Saham Bonus : Saham yang dibagikan secara cuma-cuma kepada pemegang saham berdasarkan jumlah saham yang dimiliki.
Saldo laba : akumulasi hasil usaha periodik setelah memperhitungkan permbagian deviden dan koreksi laba rugi diperiode lalu.
Suspensi : Penghentian sementara perdagangan suatu saham di Bursa Efek. Penghentian ini dapat disebabkan karena permintaan Emiten sendiri atau merupakan keputusan bursa dalam rangka memberikan perlindungan kepada investor atau dapat pula karena pengenaan sanksi oleh Bursa Efek kepada suatu emiten.
Transaksi Bursa : Transaksi yang dilakukan oleh Anggota Bursa Efek yang tertuang dalam bentuk kontrak kesepakatan dengan Bursa Efek. Kontrak tersebut mencakup: a. Jual Beli Efek ( Saham atau instrumen lainnya ), b.Pinjam meminjam efek, c.Kesepakatan lain mengenai efek / harga efek.
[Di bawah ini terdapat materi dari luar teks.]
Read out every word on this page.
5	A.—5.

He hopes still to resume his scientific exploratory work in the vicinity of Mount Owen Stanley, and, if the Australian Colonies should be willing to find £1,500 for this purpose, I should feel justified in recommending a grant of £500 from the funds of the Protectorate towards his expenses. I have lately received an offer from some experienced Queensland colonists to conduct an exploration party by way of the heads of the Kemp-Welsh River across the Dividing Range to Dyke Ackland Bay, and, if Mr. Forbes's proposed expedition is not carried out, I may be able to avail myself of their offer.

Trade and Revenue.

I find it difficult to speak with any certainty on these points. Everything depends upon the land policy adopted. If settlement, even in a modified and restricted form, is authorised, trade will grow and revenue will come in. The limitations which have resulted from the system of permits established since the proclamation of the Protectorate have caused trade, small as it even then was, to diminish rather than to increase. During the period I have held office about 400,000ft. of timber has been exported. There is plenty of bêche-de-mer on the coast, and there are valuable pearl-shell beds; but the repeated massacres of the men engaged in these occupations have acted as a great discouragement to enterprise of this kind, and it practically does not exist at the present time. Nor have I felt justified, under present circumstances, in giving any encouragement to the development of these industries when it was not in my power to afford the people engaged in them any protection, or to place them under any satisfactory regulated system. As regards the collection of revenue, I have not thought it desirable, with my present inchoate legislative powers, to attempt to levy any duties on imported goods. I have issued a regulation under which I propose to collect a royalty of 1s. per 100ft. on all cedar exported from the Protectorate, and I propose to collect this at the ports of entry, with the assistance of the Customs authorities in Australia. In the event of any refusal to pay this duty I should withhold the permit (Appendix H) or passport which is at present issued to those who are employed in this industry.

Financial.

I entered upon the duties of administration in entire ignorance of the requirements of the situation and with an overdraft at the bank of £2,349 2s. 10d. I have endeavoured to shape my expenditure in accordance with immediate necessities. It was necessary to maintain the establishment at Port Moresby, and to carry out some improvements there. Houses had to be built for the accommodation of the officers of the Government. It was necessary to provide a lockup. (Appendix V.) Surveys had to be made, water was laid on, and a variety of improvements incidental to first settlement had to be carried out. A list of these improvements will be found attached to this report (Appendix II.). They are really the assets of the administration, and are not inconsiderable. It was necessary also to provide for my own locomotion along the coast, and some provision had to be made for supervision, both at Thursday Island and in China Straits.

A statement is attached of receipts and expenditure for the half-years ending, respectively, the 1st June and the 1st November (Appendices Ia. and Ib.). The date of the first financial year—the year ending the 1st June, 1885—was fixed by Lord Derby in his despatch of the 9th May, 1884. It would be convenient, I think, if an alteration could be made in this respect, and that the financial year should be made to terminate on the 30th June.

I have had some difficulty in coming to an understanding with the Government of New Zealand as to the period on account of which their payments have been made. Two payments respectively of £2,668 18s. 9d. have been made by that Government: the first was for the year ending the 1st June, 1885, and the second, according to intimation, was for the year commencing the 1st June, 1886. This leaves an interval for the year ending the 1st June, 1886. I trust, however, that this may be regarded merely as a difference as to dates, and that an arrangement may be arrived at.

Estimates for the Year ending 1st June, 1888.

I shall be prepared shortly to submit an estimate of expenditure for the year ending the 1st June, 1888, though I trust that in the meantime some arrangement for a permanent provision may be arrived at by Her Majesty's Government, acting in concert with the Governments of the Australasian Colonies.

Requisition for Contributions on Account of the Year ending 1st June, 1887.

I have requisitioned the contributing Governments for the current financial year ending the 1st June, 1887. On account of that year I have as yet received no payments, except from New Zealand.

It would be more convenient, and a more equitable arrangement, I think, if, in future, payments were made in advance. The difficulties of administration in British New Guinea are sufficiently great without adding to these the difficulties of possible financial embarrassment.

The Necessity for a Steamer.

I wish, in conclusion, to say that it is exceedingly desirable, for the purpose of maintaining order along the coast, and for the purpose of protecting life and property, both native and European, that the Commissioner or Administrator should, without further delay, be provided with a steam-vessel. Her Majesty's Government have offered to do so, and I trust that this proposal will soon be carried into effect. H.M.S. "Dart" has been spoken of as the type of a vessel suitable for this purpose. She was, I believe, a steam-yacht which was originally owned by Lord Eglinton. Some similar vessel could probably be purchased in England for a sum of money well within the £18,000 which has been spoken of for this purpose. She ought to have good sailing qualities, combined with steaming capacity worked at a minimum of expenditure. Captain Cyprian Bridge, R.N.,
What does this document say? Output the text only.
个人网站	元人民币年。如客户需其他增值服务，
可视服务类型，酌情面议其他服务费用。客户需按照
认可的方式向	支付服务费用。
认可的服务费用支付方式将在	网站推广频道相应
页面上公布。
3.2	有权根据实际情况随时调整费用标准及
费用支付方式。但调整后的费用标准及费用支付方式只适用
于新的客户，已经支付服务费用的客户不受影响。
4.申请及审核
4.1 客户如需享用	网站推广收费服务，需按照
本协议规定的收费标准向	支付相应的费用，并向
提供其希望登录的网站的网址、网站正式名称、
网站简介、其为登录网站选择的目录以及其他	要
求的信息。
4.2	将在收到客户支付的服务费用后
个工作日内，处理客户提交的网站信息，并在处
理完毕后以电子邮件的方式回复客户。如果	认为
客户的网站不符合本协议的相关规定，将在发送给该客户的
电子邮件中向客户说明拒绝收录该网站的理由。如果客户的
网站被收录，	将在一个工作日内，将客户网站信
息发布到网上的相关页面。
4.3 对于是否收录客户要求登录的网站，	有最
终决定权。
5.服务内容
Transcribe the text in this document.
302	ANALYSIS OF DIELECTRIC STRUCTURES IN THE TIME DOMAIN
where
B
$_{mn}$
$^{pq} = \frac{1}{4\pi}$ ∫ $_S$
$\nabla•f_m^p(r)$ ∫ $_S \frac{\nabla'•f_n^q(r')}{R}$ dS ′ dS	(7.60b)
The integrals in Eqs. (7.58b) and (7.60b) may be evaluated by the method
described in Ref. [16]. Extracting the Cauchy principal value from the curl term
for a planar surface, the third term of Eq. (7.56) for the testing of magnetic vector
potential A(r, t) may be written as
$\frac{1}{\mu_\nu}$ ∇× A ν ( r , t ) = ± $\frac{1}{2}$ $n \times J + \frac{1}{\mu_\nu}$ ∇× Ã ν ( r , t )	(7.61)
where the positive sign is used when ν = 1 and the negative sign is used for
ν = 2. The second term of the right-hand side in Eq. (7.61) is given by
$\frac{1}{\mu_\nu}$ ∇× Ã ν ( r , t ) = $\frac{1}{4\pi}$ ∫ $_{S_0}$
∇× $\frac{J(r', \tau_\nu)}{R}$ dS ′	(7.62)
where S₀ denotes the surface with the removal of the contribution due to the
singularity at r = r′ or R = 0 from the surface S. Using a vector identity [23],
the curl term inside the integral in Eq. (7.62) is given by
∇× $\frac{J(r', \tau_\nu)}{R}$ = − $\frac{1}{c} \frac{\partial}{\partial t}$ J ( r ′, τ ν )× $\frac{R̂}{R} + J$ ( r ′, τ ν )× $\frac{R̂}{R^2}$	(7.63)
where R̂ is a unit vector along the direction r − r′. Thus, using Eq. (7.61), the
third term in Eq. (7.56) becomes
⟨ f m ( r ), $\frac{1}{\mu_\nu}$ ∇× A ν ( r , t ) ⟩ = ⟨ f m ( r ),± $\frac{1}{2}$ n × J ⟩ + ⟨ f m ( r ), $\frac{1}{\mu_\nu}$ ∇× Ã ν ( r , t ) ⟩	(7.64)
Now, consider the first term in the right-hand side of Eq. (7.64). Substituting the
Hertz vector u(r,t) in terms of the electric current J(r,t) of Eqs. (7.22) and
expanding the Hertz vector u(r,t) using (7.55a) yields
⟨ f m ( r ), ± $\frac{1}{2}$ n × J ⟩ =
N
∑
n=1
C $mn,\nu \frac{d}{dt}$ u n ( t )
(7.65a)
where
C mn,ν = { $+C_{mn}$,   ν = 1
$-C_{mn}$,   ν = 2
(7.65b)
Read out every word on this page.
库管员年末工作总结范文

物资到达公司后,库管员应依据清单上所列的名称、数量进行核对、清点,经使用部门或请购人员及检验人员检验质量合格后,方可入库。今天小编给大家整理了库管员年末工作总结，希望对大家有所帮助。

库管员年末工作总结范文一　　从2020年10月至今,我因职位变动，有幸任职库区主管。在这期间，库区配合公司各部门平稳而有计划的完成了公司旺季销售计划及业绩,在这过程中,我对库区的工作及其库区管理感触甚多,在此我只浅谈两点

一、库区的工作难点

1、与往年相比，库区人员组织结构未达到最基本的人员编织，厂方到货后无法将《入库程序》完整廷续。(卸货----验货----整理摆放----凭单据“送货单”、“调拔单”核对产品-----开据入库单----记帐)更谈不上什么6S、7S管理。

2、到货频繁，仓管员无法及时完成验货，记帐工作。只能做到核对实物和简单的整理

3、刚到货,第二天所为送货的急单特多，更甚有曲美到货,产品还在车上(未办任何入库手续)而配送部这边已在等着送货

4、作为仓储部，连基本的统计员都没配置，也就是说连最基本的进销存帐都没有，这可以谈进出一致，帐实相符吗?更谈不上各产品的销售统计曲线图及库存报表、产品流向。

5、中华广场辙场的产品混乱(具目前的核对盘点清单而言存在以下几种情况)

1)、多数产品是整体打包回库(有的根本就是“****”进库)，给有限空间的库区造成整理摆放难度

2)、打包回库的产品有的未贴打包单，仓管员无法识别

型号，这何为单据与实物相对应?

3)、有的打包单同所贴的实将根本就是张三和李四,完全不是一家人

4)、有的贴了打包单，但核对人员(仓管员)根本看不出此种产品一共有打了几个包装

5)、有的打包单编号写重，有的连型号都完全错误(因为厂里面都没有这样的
Transaksi di Luar Bursa : Transaksi Efek yang dilakukan di luar bursa dan tidak diatur oleh bursa. Transaksi ini antara lain dilakukan: a. Antara Perusahaan Efek, b.Perusahaan Efek dengan pihak lainnya yang tidak diatur oleh bursa efek. c.Antara pihak yang buakn perusahaan efek ( individu / lembaga pemegang saham tersendiri ).
Waran : Efek yang diterbitkan oleh suatu perusahaan yang memberi hak kepada pemegang efek untuk memesan / membeli saham perusahaan tersebut pada harga tertentu setelah 6 bulan atau lebih. Dalam praktek, terkadang penerbitan waran dilakukan bersamaan dengan penerbitan saham dimana waran tersebut sebagai insentif atau pemanis. Selain diterbitkan bersama waran, waran juga bisa diterbitkan bersama obligasi.